The code is inspired by the paper of [Italiano, Martelli and Migliorini in 2020](https://arxiv.org/abs/2010.10200) and explained in more detail in [my thesis](todo).
Given any (reasonably small) graph $\Gamma$, this tool searches through all nonisomorphic colorings of $\Gamma$ and checks whether any of these emits a legal orbit.
For maximum performance, this brute-force search is written in C and is multi-threaded. All the relevant functionality is exposed to Python.

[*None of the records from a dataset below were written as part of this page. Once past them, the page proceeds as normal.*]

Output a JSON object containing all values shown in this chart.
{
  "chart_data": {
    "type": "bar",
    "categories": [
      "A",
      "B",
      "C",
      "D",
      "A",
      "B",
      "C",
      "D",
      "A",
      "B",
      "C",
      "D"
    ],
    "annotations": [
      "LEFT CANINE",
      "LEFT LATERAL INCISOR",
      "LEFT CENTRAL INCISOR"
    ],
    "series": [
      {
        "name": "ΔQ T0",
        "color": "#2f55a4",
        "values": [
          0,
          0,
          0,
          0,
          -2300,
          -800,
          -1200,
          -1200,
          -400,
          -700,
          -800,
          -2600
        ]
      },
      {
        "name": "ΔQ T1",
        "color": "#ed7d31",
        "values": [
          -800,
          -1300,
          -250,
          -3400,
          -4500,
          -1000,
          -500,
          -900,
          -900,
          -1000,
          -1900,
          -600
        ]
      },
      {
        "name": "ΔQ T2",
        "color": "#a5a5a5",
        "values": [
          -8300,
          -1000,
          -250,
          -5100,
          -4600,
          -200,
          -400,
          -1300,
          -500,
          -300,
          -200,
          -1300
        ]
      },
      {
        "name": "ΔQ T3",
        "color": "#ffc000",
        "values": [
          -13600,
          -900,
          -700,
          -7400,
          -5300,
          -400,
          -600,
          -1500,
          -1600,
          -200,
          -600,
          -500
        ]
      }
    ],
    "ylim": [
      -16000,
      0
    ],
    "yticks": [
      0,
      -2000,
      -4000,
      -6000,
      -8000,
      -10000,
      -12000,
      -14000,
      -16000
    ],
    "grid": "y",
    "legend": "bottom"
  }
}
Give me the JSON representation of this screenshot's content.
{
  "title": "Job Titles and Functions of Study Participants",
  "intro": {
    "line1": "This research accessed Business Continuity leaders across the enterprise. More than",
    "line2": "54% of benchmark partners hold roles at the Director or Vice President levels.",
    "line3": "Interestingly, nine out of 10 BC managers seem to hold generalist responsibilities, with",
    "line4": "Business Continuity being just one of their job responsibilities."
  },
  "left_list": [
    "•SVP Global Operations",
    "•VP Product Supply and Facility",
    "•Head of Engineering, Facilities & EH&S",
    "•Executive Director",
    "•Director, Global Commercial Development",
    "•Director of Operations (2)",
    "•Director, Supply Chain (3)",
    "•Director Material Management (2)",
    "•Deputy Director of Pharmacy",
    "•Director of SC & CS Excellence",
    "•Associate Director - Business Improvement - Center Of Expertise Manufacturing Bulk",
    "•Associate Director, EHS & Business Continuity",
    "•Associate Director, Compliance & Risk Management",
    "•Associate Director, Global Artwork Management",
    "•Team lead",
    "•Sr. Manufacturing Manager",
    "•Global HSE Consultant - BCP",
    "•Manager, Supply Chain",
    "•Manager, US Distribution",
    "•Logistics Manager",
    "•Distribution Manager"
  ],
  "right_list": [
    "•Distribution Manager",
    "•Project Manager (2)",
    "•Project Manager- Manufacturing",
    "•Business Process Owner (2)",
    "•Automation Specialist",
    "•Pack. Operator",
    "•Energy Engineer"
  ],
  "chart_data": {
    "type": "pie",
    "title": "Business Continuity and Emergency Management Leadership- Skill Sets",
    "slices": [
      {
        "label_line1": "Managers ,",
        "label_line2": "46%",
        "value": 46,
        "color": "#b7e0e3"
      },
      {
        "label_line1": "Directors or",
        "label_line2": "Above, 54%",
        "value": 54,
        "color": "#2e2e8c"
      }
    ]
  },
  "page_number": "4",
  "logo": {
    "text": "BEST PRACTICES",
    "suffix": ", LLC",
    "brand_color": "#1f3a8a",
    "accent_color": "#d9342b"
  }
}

### How to use `algebraic-fibrations`:
1. Download this tool
2. Start `sage` in this directory
3. Call `load('main.sage')`.
Now take any graph in Sage, such as:
```sage
g = polytopes.cuboctahedron().graph()
```
Now find one or all legal orbits:
```sage
one_legal_orbit(g)
all_legal_orbits(g)
```
You can customize the search by specifiying the range of colors of the colorings and the number of threads used for parallelizable operations.
More functionality:
- `all_reduced_colorings(graph,d)` finds all nonisomorphic d-colorings for `graph`.
- Use `legal_orbits_for_coloring` to check whether a single coloring emits a legal orbit.
- Use `graph_k_fibers` whether a graph k-fibers for k > 0.
#### Stream Search
`geng` is a tool that generates a list of graphs with certain properties. With `analyze_geng_stream` you can call geng and analyze all graphs for a legal orbit.
You can also analyze any stream of graphs using `analyze_stream`. The graphs must be separated by newlines and be given in graph6 format.
Use `graph6_from_graph` and `graph_from_graph6` to convert between Sage graphs and the graph6 representations.
### Limitations
Graphs are limited to 32 vertices, but in practice, 20 vertices is the absolute maximum that will work in reasonable time. This is because the number of colorings and the number of subsets of the vertices both grow at least exponentially.